Анализ показал, что Fickle Stealer специализируется на похищении широкого спектра пользовательских данных, включая сохранённые пароли и автозаполнение браузера, файлы cookie, а также информацию из криптовалютных кошельков. Вредоносное ПО было практически незаметным для пользователей, так как не ухудшало производительность игры и не влияло на её игровой процесс, что усложняло обнаружение заражения. Социальная инженерия стала ключевым элементом в стратегии атакующего: пользователи доверяли легитимности игры, размещённой на популярной платформе Steam, и потому с готовностью запускали заражённый исполняемый файл. Объектом атаки стал именно ранний доступ, где дополнительный контроль самим сервером Steam и внимательная проверка дистрибутивов значительно снижены, что позволяет злоумышленникам маскировать вредоносный код под обычный игровой файл без вызова подозрений. Еще более тревожным в этой истории является предыдущий опыт EncryptHub, который годом ранее уже применял тот же инфостилер в масштабной фишинговой кампании.
Тогда более 600 организаций по всему миру стали жертвами атак с элементами социальной инженерии. В совокупности эти данные рисуют образ чрезвычайно опасного и технически подкованного киберпреступника; аналитики критично оценивают не только его вредоносную деятельность, но и уникальное сочетание навыков багхантера, что позволяет ему находить уязвимости и использовать их во вред. Один из аспектов, вызывающих вопросы у экспертов – метод внедрения вредоносных файлов непосредственно в игру Chemia. На данный момент нет официальных комментариев со стороны разработчиков Aether Forge Studios. Однако одна из версий предполагает возможное участие инсайдера или нарушение безопасности систем сборки и дистрибуции игры.
Это ставит под сомнение защищённость процессов контроля качества на платформе Steam и требует пересмотра стратегии работы с контентом в раннем доступе. Инциденты с внедрением малвари через игры на Steam не редкость. Ранее в 2025 году с сервиса были удалены игры Sniper: Phantom's Resolution и PirateFi, которые тоже содержали вредоносный код. Таким образом, Chemia не стала исключением, а лишь очередным случаем в ряду подобных угроз.
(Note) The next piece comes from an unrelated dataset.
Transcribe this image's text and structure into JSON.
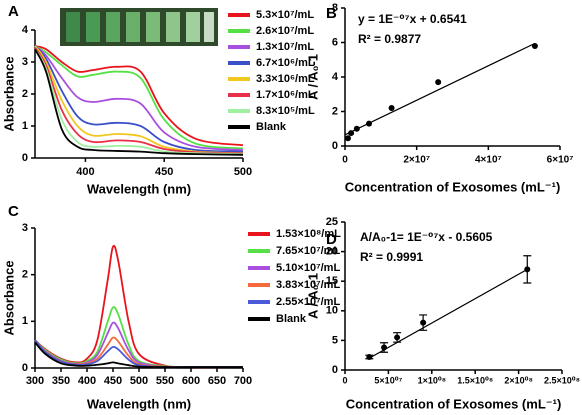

Этот факт заставляет задуматься над необходимостью ужесточения мер по проверке и мониторингу ПО как со стороны разработчиков платформ, так и конечных пользователей.
Пользователям необходимо оставаться бдительными и применять кибергигиену на всех уровнях: использование антивирусного программного обеспечения, регулярное обновление систем безопасности, осторожность при загрузке и запуске игр, особенно находящихся в раннем доступе. Разработчикам игр следует уделять больше внимания безопасности цепочки разработки и распространения контента, включая внедрение процессов автоматического аудита и использования цифровых подписей для исключения возможности незаметного внесения изменений в исполняемые файлы. В заключение важно отметить, что в 2025 году шведская компания Outpost24 KrakenLabs опубликовала подробный отчёт, в котором раскрываются детали личности EncryptHub. Выводы аналитиков указывают на его двойственную сущность: одновременно хакер-преступник и этичный багхантер, который даже занимался ответственным уведомлением Microsoft о найденных уязвимостях в Windows. Это показывает сложность современного киберпространства, где один и тот же человек способен как на конструктивный вклад в безопасность, так и на разрушительные атаки.
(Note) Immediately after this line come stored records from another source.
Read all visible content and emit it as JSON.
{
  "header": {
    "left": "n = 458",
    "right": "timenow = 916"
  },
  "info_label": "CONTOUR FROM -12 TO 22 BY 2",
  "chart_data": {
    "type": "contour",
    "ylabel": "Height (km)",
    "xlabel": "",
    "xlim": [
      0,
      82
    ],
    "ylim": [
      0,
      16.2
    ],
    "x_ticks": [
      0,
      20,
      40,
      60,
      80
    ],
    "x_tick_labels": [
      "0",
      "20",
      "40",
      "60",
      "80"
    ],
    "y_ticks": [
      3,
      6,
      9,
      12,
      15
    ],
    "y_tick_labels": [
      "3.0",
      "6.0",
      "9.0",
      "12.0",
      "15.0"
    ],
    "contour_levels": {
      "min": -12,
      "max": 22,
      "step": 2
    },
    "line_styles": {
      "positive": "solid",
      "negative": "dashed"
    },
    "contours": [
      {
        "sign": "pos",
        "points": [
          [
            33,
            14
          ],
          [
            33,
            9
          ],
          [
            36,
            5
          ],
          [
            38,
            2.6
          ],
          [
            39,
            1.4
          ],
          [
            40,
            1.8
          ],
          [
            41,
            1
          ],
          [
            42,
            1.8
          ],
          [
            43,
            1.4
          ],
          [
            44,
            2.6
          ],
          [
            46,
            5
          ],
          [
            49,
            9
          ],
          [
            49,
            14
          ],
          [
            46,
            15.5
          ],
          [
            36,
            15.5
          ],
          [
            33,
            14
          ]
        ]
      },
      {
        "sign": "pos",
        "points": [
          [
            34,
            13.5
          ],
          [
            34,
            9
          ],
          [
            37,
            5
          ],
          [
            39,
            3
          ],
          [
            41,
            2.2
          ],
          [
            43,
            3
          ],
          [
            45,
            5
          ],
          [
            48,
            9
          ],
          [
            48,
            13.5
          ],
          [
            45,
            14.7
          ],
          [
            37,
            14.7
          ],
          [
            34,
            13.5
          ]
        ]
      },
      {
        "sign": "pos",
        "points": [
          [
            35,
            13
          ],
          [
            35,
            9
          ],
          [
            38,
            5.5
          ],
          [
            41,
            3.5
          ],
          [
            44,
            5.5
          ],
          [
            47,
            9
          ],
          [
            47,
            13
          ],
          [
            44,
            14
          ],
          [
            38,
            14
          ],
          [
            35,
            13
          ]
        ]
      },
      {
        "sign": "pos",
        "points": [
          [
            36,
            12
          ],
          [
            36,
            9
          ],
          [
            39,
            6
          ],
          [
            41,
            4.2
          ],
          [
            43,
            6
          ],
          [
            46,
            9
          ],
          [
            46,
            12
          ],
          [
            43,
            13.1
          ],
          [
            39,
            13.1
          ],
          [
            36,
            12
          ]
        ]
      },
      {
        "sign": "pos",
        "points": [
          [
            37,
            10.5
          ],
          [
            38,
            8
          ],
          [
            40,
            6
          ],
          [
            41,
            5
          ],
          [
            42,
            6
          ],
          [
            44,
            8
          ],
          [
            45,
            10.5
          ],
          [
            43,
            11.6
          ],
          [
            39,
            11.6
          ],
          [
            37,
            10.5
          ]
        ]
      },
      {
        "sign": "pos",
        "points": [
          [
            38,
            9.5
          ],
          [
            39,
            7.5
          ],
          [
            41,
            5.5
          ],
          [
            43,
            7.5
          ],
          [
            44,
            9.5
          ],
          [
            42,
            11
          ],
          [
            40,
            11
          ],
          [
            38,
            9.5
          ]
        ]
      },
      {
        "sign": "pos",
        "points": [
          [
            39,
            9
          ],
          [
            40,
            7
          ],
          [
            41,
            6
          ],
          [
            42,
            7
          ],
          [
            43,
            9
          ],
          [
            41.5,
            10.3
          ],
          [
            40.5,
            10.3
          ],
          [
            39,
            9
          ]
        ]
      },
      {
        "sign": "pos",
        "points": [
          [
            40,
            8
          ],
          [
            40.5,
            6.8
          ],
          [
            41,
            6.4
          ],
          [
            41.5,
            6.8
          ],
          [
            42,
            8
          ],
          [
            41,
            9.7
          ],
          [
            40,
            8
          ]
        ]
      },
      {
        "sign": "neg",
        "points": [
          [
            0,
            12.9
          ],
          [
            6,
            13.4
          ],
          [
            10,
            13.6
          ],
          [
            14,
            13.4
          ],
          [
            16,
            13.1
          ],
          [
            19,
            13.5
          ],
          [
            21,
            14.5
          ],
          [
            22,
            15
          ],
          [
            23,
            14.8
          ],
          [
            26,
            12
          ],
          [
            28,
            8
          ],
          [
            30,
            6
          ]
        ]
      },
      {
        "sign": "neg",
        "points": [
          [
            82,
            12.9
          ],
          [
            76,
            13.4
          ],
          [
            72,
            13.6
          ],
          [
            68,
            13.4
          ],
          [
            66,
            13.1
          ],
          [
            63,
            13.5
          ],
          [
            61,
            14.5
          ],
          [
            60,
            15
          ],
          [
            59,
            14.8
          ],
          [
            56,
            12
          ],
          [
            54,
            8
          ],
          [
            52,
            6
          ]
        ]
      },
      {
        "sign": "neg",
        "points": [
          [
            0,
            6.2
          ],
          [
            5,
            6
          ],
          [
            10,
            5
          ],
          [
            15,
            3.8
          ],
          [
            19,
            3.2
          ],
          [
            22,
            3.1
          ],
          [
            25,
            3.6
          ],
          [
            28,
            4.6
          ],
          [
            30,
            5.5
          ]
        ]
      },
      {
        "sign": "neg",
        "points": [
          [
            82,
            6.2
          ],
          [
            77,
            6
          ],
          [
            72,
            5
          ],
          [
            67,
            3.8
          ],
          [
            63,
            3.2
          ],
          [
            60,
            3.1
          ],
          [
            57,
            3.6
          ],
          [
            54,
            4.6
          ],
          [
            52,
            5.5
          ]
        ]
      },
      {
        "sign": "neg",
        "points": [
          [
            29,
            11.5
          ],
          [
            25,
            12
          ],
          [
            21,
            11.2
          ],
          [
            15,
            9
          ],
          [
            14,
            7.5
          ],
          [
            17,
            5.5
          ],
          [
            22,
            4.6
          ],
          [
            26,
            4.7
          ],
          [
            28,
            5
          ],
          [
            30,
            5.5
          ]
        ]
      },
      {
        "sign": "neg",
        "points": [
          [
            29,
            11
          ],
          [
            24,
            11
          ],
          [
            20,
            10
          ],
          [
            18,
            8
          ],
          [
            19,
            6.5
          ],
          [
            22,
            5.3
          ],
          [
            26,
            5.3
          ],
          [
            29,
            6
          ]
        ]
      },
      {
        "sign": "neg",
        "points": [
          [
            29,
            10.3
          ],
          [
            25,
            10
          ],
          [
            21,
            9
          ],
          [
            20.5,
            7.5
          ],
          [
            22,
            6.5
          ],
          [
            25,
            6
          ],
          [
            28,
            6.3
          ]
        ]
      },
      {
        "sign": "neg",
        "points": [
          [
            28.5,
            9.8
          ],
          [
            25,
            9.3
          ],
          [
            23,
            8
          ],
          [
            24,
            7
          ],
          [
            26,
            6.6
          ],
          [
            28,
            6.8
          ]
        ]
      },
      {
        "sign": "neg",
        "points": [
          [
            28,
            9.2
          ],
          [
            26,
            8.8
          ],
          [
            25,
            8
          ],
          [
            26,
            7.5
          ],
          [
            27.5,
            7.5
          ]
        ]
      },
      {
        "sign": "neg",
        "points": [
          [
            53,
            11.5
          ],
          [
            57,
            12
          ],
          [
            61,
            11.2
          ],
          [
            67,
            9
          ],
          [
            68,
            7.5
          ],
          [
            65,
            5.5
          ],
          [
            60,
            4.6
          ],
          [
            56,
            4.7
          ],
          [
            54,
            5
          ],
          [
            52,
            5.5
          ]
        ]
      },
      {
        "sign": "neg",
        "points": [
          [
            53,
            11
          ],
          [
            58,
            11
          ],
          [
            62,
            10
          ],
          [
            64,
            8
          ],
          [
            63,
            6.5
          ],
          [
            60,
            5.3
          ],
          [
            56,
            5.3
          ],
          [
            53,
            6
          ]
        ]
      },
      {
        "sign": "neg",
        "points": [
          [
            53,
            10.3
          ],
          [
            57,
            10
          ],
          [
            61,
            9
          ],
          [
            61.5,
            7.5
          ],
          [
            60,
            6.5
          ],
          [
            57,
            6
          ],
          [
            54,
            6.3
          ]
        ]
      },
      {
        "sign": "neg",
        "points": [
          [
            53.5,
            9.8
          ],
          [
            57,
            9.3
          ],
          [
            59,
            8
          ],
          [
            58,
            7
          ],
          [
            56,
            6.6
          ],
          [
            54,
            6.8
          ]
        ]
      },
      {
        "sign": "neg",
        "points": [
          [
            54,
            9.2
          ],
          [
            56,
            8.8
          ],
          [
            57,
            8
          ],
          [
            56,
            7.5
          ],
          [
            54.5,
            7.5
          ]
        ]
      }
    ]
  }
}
История с заражением Chemia служит серьёзным предупреждением индустрии игр и сообществу пользователей о необходимости укрепления киберзащиты. Она подчёркивает, что популярность и доверие к платформам не должны становиться гарантом безопасности, и требует постоянного контроля и развития технологий защиты от сложных угроз, сочетая технологические решения и человеческий фактор. Только такая комплексная стратегия позволит снизить риски распространения вредоносного ПО и сделать цифровое игровое пространство надёжным и безопасным для миллионов геймеров по всему миру.